The mesa top below us was green with recent growth from the rains. The low sun angled itself under the clouds that afternoon and made everything glow richly. We all dragged our camp chairs to the edge to enjoy the best kind of show there is.

It was worth it after all.

Once the weather cleared it was vibrant from the soaking it received.

The next day we rode along with Craig and Rasa down to our hiking launch spot. We passed an old ranch cabin they had seen the day before and I hopped out to take photos and peek inside. One step out of the truck and...rattlesnake! A big fat rattler was sunning himself right on the "porch" of the cabin.  He crawled under the pallet that served as the front step after flicking his tongue at us. No one felt the need to go inside after that so we settled for outdoor shots, keeping our feet well away from the base of the cabin.

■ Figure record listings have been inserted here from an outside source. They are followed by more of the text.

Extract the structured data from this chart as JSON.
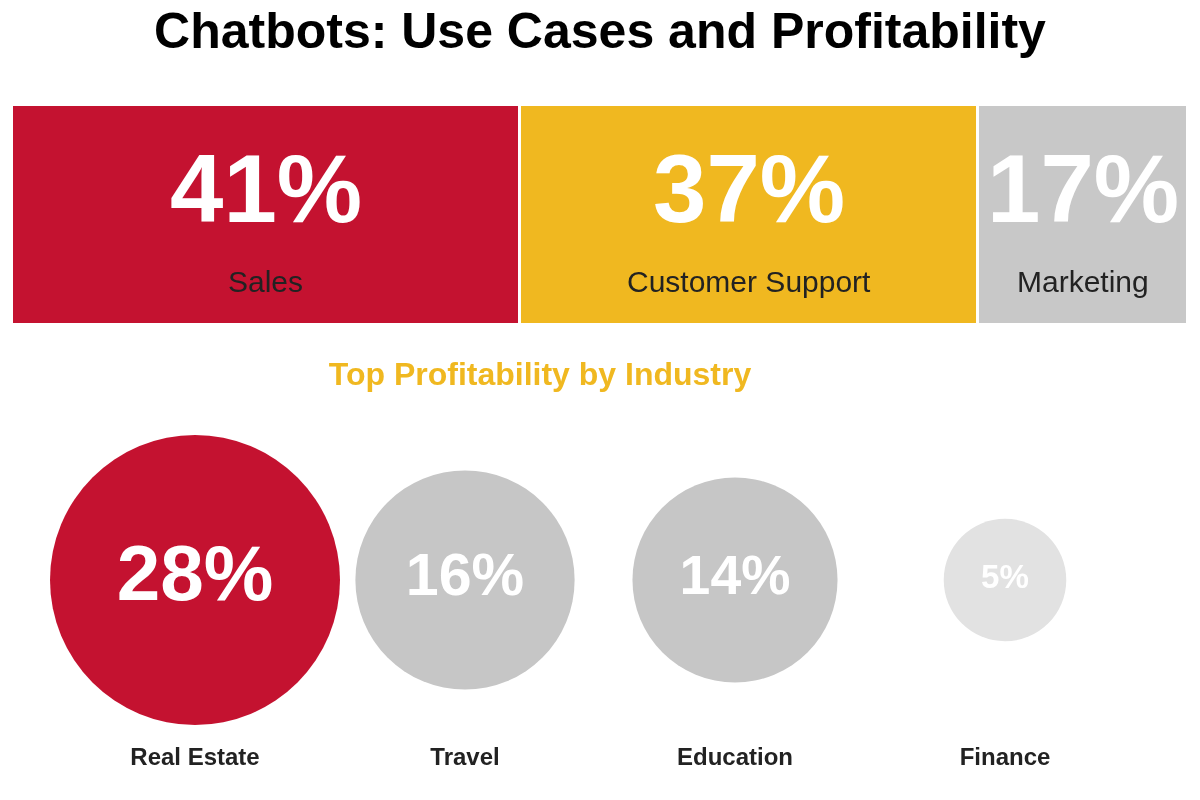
{
  "chart_data": [
    {
      "type": "bar",
      "title": "Chatbots: Use Cases and Profitability",
      "orientation": "horizontal",
      "stacked": true,
      "legend": false,
      "categories": [
        null
      ],
      "series": [
        {
          "name": "Sales",
          "color": "#c41230",
          "values": [
            41
          ],
          "value_labels": [
            "41%"
          ]
        },
        {
          "name": "Customer Support",
          "color": "#f0b820",
          "values": [
            37
          ],
          "value_labels": [
            "37%"
          ]
        },
        {
          "name": "Marketing",
          "color": "#c8c8c8",
          "values": [
            17
          ],
          "value_labels": [
            "17%"
          ]
        }
      ]
    },
    {
      "type": "other",
      "title": "Top Profitability by Industry",
      "categories": [
        "Real Estate",
        "Travel",
        "Education",
        "Finance"
      ],
      "values": [
        28,
        16,
        14,
        5
      ],
      "value_labels": [
        "28%",
        "16%",
        "14%",
        "5%"
      ],
      "colors": [
        "#c41230",
        "#c6c6c6",
        "#c6c6c6",
        "#e2e2e2"
      ]
    }
  ]
}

The rattlesnake that greeted us at the door of the cabin.
Mark pointing where Mr. Snake went (lurking just beneath the slats of the pallet)
The cabin was decorated appropriately
The road was paved with wildflowers. Luckily, our high clearance vehicles left them intact for others to enjoy.
Deer on the road. Hope they didn't see the decorations on the cabin...
The view back up toward our campsite on the upper mesa.

We hiked across beautiful cactus gardens and artfully arranged rocks (why can't I do this as well in my own yard? It's hard to beat Mother Nature's sense of style) right to the edge of the canyon. We looked down and realized this was a much longer and more technical hike than we were prepared for. In addition, huge clouds were gathering on the horizon, threatening to turn this trip into another rescue mission. Craig and Mark analyzed the possible routes down to the site, then wisely decided this would have to be saved for another day with an earlier start. By the time we made it back to the truck the clouds had moved overhead and you could see the diagonal streaks in the sky over the mesa indicating distant rain. Good call guys.

Nature's composition, Craig and Mark in the background mulling their options. Note the clouds in the distance.

Back at camp, the rain started looking funny, kind of floaty, was this...snow? We all gathered in the Mog for cocktails waiting for the squall to be over. Two hours and several beers later, the snow stopped falling and we all trekked through the mud to the overlook. Still beautiful. Damned cold, but beautiful all the same.
All layers were needed for this chilly spot on the rim.

These are the things I've learned after traveling in the backcountry of Arizona:
  • You can't plan for the weather, but you can and should pack for anything from excessive heat to snow.
  • You can't control the roads, but you can decide for yourself what you're willing to drive over and through.
  • You can't guarantee a good time, but surround yourself with the right people and things will turn out fine.
Thanks guys. We had a hell of a trip.